The WorkCentre 3550 is an excellent high-yield all-in-one capable of some impressive speeds and excellent quality reproduction across the board. A range of useful features makes it an extremely convenient solution for the modern office, although there is a price to pay for these kinds of benefits.
Excellent quality prints and scans; fast speeds; low running costs.
Expensive initial outlay.
Colour scan, copy, fax forward to email, network scan, PC fax (send only), print, scan to email, scan to/print from USB, walk up fax, 60-sheet duplex automatic document feeder, 500-sheet main tray, 50-sheet multipurpose tray, 1,200 x 1,200 scan resolution, 10/100 BaseTX Ethernet, USB 2.0 connectivity, 582 x 488 x 553 mm
The WorkCentre 3550 is Xerox's latest multi-function printer and has a clear emphasis on speed and productivity for small-to-medium workgroups.
It's a fairly big unit and is finished in a traditionally uninspiring beige and dark blue/black, the highlight of the design being the comprehensive control panel that offers a monochrome screen for status updates and a range of shortcut keys to common functions.
The WorkCentre 3550 is network-compatible with a 10/100 LAN port, offers a 550-sheet main tray as standard (expandable to 1,050 sheets with additional trays), a 50-sheet multipurpose tray, a 60-page automatic document feeder, and colour scan, copy and fax features accompanying standard printing.
Most of these components are very well designed, making it easier to fix issues such as paper jams without causing damage, as well as replacing parts like the toner or adding additional trays.
The 3550 also offers an auto-duplex mode, 60-page automatic document feeder and can scan automatically to USB, email, SMB and FTP. Xerox claims a duty cycle of up to 75,000 pages per month and speeds of up to 33ppm, so it certainly seems well kitted out for small-to-medium workgroups.
We ran a standard series of tests to judge performance as a printer, and noted some decent speeds. There's about a 12-second wait when starting up from cold, but a single A4 page typically outputs in about eight seconds.
A 20-page text document took just under a minute, which is admittedly some way behind the 'optimum' speed quoted but should still be fast enough for most.
Test files containing a mixture of text, graphics and photos took exactly the same time, so there are no additional overheads for more complex documents.
Quality was excellent, as you'd expect from a high-end printer from a company with Xerox's reputation.
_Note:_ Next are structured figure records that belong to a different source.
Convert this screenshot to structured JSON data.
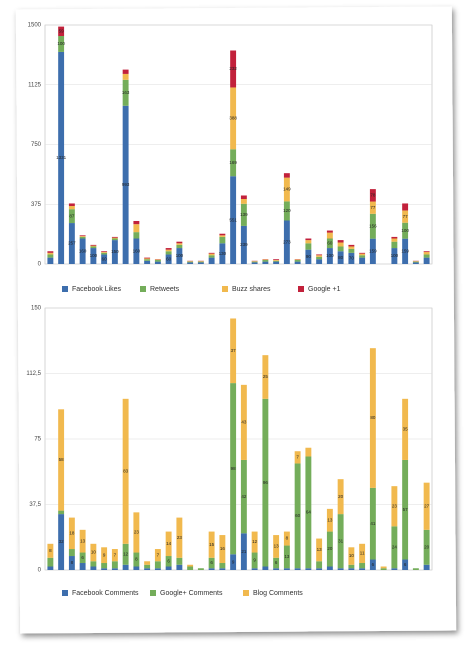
{
  "chart_data": [
    {
      "type": "stacked_bar",
      "ylim": [
        0,
        1500
      ],
      "yticks": [
        0,
        375,
        750,
        1125,
        1500
      ],
      "grid": true,
      "data_labels": true,
      "legend": "bottom",
      "series": [
        {
          "name": "Facebook Likes",
          "color": "#3d6ead",
          "values": [
            40,
            1331,
            257,
            160,
            100,
            60,
            150,
            993,
            160,
            20,
            15,
            60,
            100,
            10,
            10,
            40,
            130,
            551,
            239,
            10,
            15,
            15,
            273,
            15,
            90,
            30,
            100,
            80,
            70,
            40,
            159,
            0,
            100,
            159,
            10,
            40
          ]
        },
        {
          "name": "Retweets",
          "color": "#74ad5a",
          "values": [
            20,
            100,
            87,
            10,
            10,
            10,
            10,
            163,
            40,
            10,
            10,
            20,
            20,
            5,
            5,
            15,
            40,
            169,
            139,
            5,
            10,
            5,
            120,
            10,
            40,
            15,
            60,
            30,
            25,
            15,
            156,
            0,
            40,
            100,
            5,
            20
          ]
        },
        {
          "name": "Buzz shares",
          "color": "#f1b94e",
          "values": [
            10,
            0,
            20,
            5,
            5,
            5,
            5,
            37,
            50,
            5,
            3,
            10,
            10,
            3,
            3,
            10,
            10,
            388,
            30,
            3,
            3,
            5,
            149,
            3,
            20,
            10,
            37,
            25,
            15,
            10,
            77,
            0,
            20,
            77,
            3,
            15
          ]
        },
        {
          "name": "Google +1",
          "color": "#c2213b",
          "values": [
            10,
            59,
            16,
            5,
            5,
            5,
            5,
            27,
            20,
            5,
            2,
            10,
            10,
            2,
            2,
            5,
            10,
            232,
            22,
            2,
            2,
            5,
            28,
            2,
            10,
            5,
            13,
            15,
            10,
            5,
            78,
            0,
            10,
            44,
            2,
            5
          ]
        }
      ]
    },
    {
      "type": "stacked_bar",
      "ylim": [
        0,
        150
      ],
      "yticks": [
        0,
        {
          "value": 37.5,
          "label": "37,5"
        },
        75,
        {
          "value": 112.5,
          "label": "112,5"
        },
        150
      ],
      "grid": true,
      "data_labels": true,
      "legend": "bottom",
      "series": [
        {
          "name": "Facebook Comments",
          "color": "#3d6ead",
          "values": [
            2,
            32,
            8,
            4,
            2,
            1,
            1,
            3,
            2,
            1,
            1,
            2,
            3,
            0,
            0,
            1,
            1,
            9,
            21,
            1,
            2,
            1,
            1,
            1,
            1,
            1,
            2,
            1,
            1,
            1,
            6,
            0,
            1,
            6,
            0,
            3
          ]
        },
        {
          "name": "Google+ Comments",
          "color": "#74ad5a",
          "values": [
            5,
            2,
            4,
            6,
            3,
            3,
            4,
            12,
            8,
            2,
            4,
            6,
            4,
            2,
            1,
            6,
            3,
            98,
            42,
            9,
            96,
            6,
            13,
            60,
            64,
            4,
            20,
            31,
            2,
            3,
            41,
            1,
            24,
            57,
            1,
            20
          ]
        },
        {
          "name": "Blog Comments",
          "color": "#f1b94e",
          "values": [
            8,
            58,
            18,
            13,
            10,
            9,
            7,
            83,
            23,
            2,
            7,
            14,
            23,
            1,
            0,
            15,
            16,
            37,
            43,
            12,
            25,
            13,
            8,
            7,
            5,
            13,
            13,
            20,
            10,
            11,
            80,
            1,
            23,
            35,
            0,
            27
          ]
        }
      ]
    }
  ]
}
Small fonts were recreated cleanly, and consistently deep blacks and effective contrast mean that even more complex images and graphics were clearly distinguishable.
The copier function is also very capable and, although a single-page copy took around 10 seconds, a five-page job through the automatic document feeder was completed in just 18 seconds.
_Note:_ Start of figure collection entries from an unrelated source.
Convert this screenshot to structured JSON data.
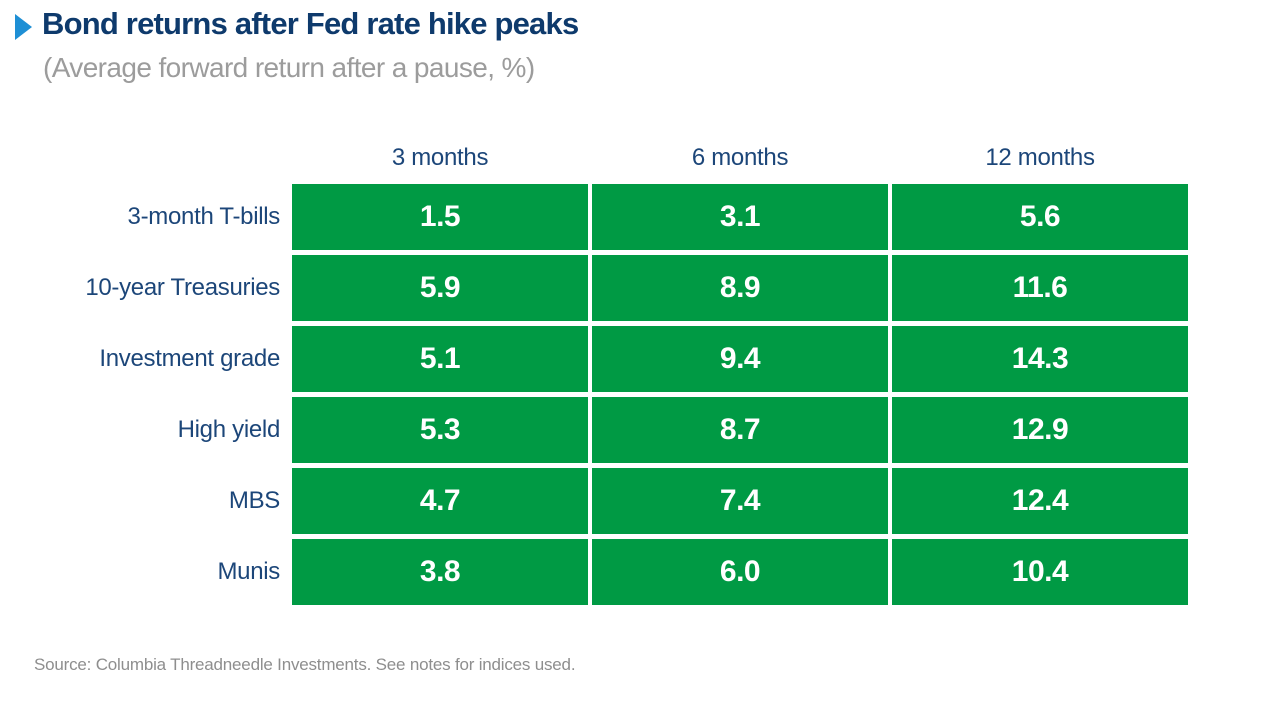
{
  "header": {
    "title": "Bond returns after Fed rate hike peaks",
    "subtitle": "(Average forward return after a pause, %)"
  },
  "chart_data": {
    "type": "table",
    "title": "Bond returns after Fed rate hike peaks",
    "subtitle": "(Average forward return after a pause, %)",
    "unit": "percent",
    "columns": [
      "3 months",
      "6 months",
      "12 months"
    ],
    "rows": [
      {
        "label": "3-month T-bills",
        "values": [
          "1.5",
          "3.1",
          "5.6"
        ]
      },
      {
        "label": "10-year Treasuries",
        "values": [
          "5.9",
          "8.9",
          "11.6"
        ]
      },
      {
        "label": "Investment grade",
        "values": [
          "5.1",
          "9.4",
          "14.3"
        ]
      },
      {
        "label": "High yield",
        "values": [
          "5.3",
          "8.7",
          "12.9"
        ]
      },
      {
        "label": "MBS",
        "values": [
          "4.7",
          "7.4",
          "12.4"
        ]
      },
      {
        "label": "Munis",
        "values": [
          "3.8",
          "6.0",
          "10.4"
        ]
      }
    ],
    "legend_position": "none",
    "grid": "off"
  },
  "source": "Source: Columbia Threadneedle Investments. See notes for indices used.",
  "colors": {
    "title_navy": "#0E3A6C",
    "label_navy": "#1C4679",
    "subtitle_gray": "#9C9C9C",
    "source_gray": "#8E8E8E",
    "green": "#009A44",
    "value_white": "#FFFFFF",
    "arrow_blue": "#1E8FD5"
  }
}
Quality is similarly impressive and a range of options are available to reduce or enlarge originals, enable background suppression for enhancing contrast from coloured paper, adjusting layout and tweaking copy quality.
The 3550 is also extremely capable as a colour scanner, and running through some high-resolution A4 photos took just eight seconds for a single page and 25 seconds for a five-page block.
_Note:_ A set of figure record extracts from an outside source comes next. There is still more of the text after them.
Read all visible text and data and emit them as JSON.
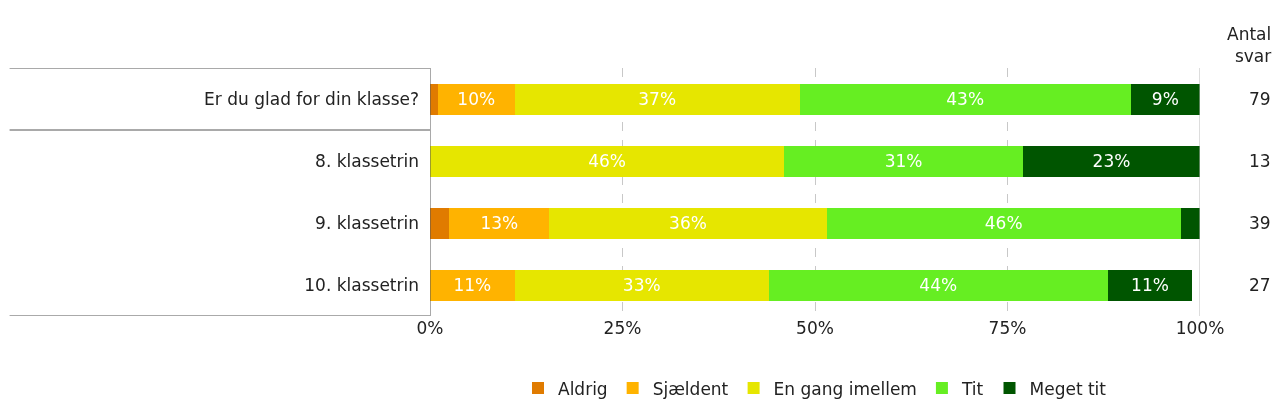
{
  "chart_data": {
    "type": "bar",
    "orientation": "horizontal",
    "stacked": true,
    "categories": [
      "Er du glad for din klasse?",
      "8. klassetrin",
      "9. klassetrin",
      "10. klassetrin"
    ],
    "series": [
      {
        "name": "Aldrig",
        "color": "#e07b00",
        "values": [
          1,
          0,
          2.5,
          0
        ],
        "value_labels": [
          null,
          null,
          null,
          null
        ]
      },
      {
        "name": "Sjældent",
        "color": "#ffb300",
        "values": [
          10,
          0,
          13,
          11
        ],
        "value_labels": [
          "10%",
          null,
          "13%",
          "11%"
        ]
      },
      {
        "name": "En gang imellem",
        "color": "#e6e600",
        "values": [
          37,
          46,
          36,
          33
        ],
        "value_labels": [
          "37%",
          "46%",
          "36%",
          "33%"
        ]
      },
      {
        "name": "Tit",
        "color": "#66ee22",
        "values": [
          43,
          31,
          46,
          44
        ],
        "value_labels": [
          "43%",
          "31%",
          "46%",
          "44%"
        ]
      },
      {
        "name": "Meget tit",
        "color": "#005500",
        "values": [
          9,
          23,
          2.5,
          11
        ],
        "value_labels": [
          "9%",
          "23%",
          null,
          "11%"
        ]
      }
    ],
    "xlim": [
      0,
      100
    ],
    "xticks": [
      {
        "value": 0,
        "label": "0%"
      },
      {
        "value": 25,
        "label": "25%"
      },
      {
        "value": 50,
        "label": "50%"
      },
      {
        "value": 75,
        "label": "75%"
      },
      {
        "value": 100,
        "label": "100%"
      }
    ],
    "grid": "x",
    "legend": "bottom",
    "annotations": [
      "Antal\nsvar",
      "79",
      "13",
      "39",
      "27"
    ]
  }
}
Colour recreation and accuracy are excellent and, while it's essential to ensure that an original image or document is as clean as possible since imperfections are picked up quite easily here, a 1,200 x 1,200 maximum resolution means it would be suitable for most professional applications.
Running costs are reasonably low. The standard-yield cartridge lasts 5,000 pages and costs £116, resulting in cost-per-page of 2.3p. This can be reduced to 1.8p by opting for the high-yield cartridge.
There's very little to criticise when it comes to the 3550's speed and performance, and it's certainly capable of handling the majority of office-based tasks as well as bringing an impressive degree of convenience.
It is fairly expensive, however, so you're paying a clear premium for these benefits. If you'll make good use of the 3550's capabilities this expense could be justified, but there are a number of far cheaper (if less capable) competitors to be found elsewhere.